Non è un periodo facile quello che sta attraversando il settore della carne rossa in Italia. Da un lato i costi sostenuti dagli allevatori rimangono su livelli elevati. E, in un circolo vizioso, spingono in alto i prezzi, contribuendo alla stagnazione dei consumi. Dall’altro, gli scarsi margini di guadagno, le poche prospettive di crescita del mercato e le incognite sulle regole anti-emissioni del green deal europeo frenano gli investimenti e fanno aumentare la dipendenza dall’estero, soprattutto per l’approvvigionamento di vitelli.
Anche se nella prima parte dell’anno si è assistito a un recupero della produzione nazionale di quasi il 10% sullo stesso periodo del 2023, secondo l’ultima fotografia scattata da Ismea, l’Italia dipende per il 60% dall’estero per il suo fabbisogno di carne bovina. Una quota che comprende sia gli animali vivi importati (per essere poi ingrassati e macellati) sia il prodotto proveniente direttamente da oltreconfine. Il tasso di autosufficienza è infatti sceso nel 2023 al 40,3%. «È la quota più bassa degli ultimi dieci anni e resta tra le più basse nell’Unione europea», sottolinea Ismea. Il rapporto nel 2010 era invertito, con il livello di autoapprovvigionamento che quindi è sceso di 20 punti in meno di 15 anni, con un’accelerazione nel post Covid.
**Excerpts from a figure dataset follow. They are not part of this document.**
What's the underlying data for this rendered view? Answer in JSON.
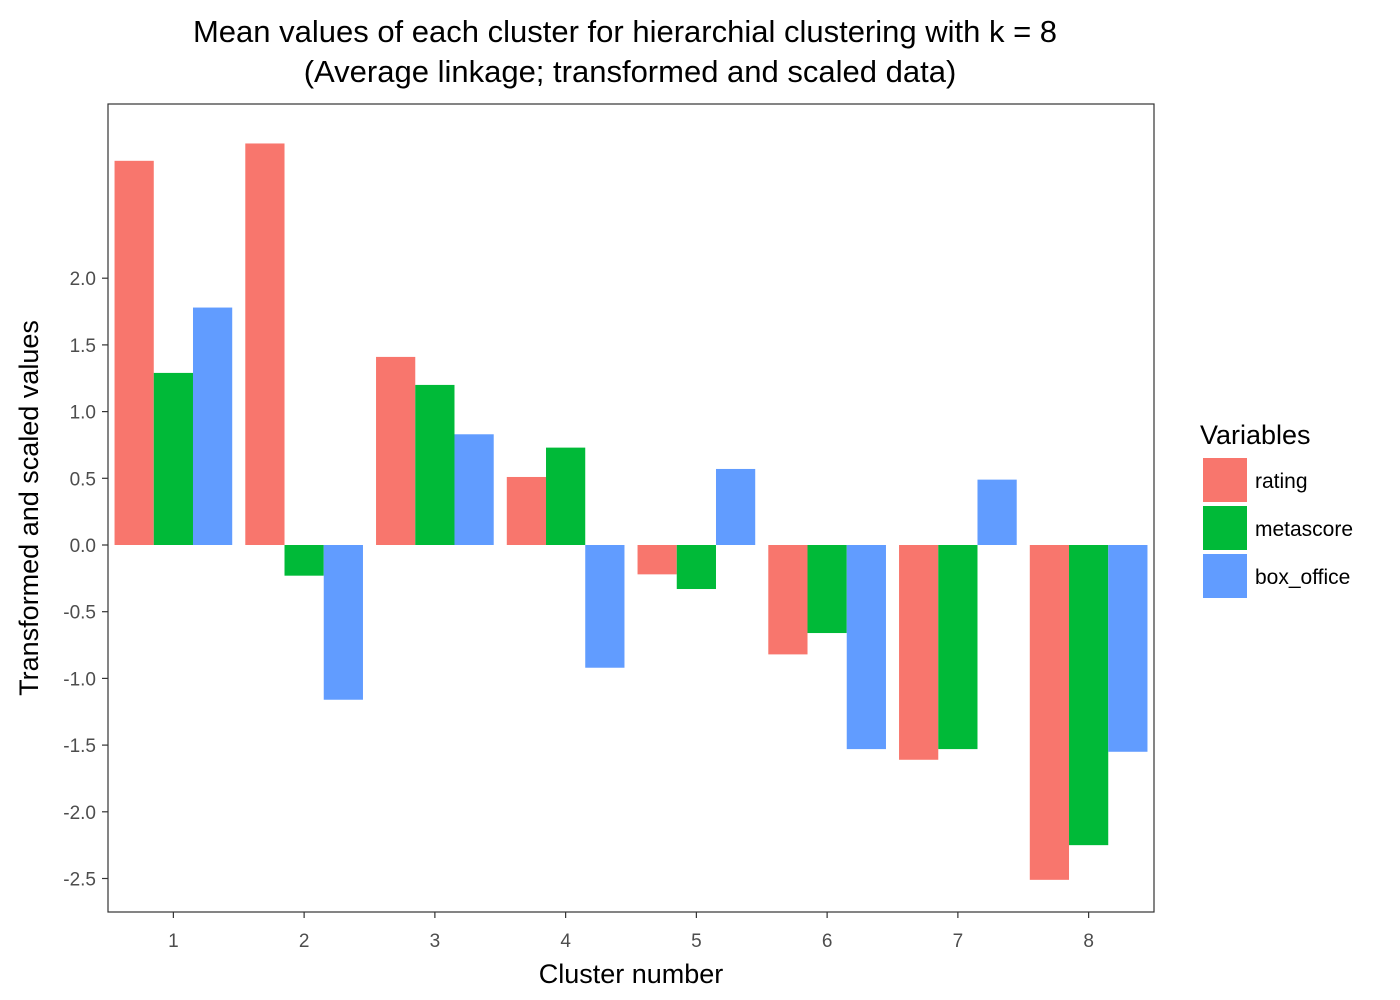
{
  "chart_data": {
    "type": "bar",
    "title": "Mean values of each cluster for hierarchial clustering with k = 8",
    "subtitle": "(Average linkage; transformed and scaled data)",
    "xlabel": "Cluster number",
    "ylabel": "Transformed and scaled values",
    "categories": [
      "1",
      "2",
      "3",
      "4",
      "5",
      "6",
      "7",
      "8"
    ],
    "ylim": [
      -2.75,
      3.3
    ],
    "yticks": [
      -2.5,
      -2.0,
      -1.5,
      -1.0,
      -0.5,
      0.0,
      0.5,
      1.0,
      1.5,
      2.0
    ],
    "ytick_labels": [
      "-2.5",
      "-2.0",
      "-1.5",
      "-1.0",
      "-0.5",
      "0.0",
      "0.5",
      "1.0",
      "1.5",
      "2.0"
    ],
    "grid": false,
    "legend": {
      "title": "Variables",
      "position": "right"
    },
    "series": [
      {
        "name": "rating",
        "color": "#F8766D",
        "values": [
          2.88,
          3.01,
          1.41,
          0.51,
          -0.22,
          -0.82,
          -1.61,
          -2.51
        ]
      },
      {
        "name": "metascore",
        "color": "#00BA38",
        "values": [
          1.29,
          -0.23,
          1.2,
          0.73,
          -0.33,
          -0.66,
          -1.53,
          -2.25
        ]
      },
      {
        "name": "box_office",
        "color": "#619CFF",
        "values": [
          1.78,
          -1.16,
          0.83,
          -0.92,
          0.57,
          -1.53,
          0.49,
          -1.55
        ]
      }
    ]
  }
}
Patrimonio bovino impoverito
Secondo i dati dell’Anagrafe nazionale zootecnica, tra il 2019 e il 2023 il numero degli allevamenti bovini con “orientamento produttivo carne” è diminuito di circa 15mila unità, passando da 100mila aziende a 85mila, con una contrazione del patrimonio di oltre 73mila capi. A livello di produzione, comunque, l’Italia rimane al terzo posto in Europa (insieme alla Spagna) con l’11% della produzione e un giro d’affari di 6,3 miliardi. «Malgrado ciò – sottolinea Ismea – presenta un dato assai differente dagli altri Paesi in termini di autosufficienza: a fronte di un tasso medio di dell’Ue del 103% si passa dal 549% dell’Irlanda, che fornisce carni soprattutto in Uk, alla Francia con il 139%, alla Spagna con il 115%, alla Germania con il 105%».
«La bilancia commerciale è in deficit di 3,5 miliardi, dato negativo secondo solo all’ittico – commenta Fabio del Bravo, responsabile della Direzione filiera e analisi mercati di Ismea – . C’è un problema di chiusura degli allevamenti per costi, mancanza di attrattività e di ricambio generazionale che vuol dire anche spopolamento e desertificazione economica e sociale dei territori. L’85% degli animali vivi proviene dalla sola Francia e basta poco per bloccare la macchina produttiva italiana. Serve una migliore riconoscibilità del prodotto di qualità e una maggiore aggregazione e compattezza tra gli anelli della filiera».
Assocarni: supportare la filiera
«Occorre finanziare in modo mirato gli allevatori che intendono sviluppare la linea vacca vitello – dice il presidente di Assocarni Serafino Cremonini – in particolare attraverso l’uso delle aree collinari e delle zone montane del meridione e il successivo ingrasso nelle stalle della pianura padana. In questa maniera riusciremmo a ridurre la dipendenza dalle importazioni di vitelli da ristallo, il cui costo è sempre più elevato e la disponibilità sempre minore. Una misura del genere tra l’altro valorizzerebbe la carne prodotta in Italia e le pratiche sostenibili in linea con le politiche Ue. È essenziale sostenere chi alleva vacche nutrici e favorire un passaggio generazionale che potrà avvenire solo se questo lavoro, non semplice, verrà adeguatamente remunerato». Un aiuto in questo senso potrà arrivare dai contratti di filiera che dovrebbero essere in partenza l’anno prossimo grazie ai fondi del Pnrr.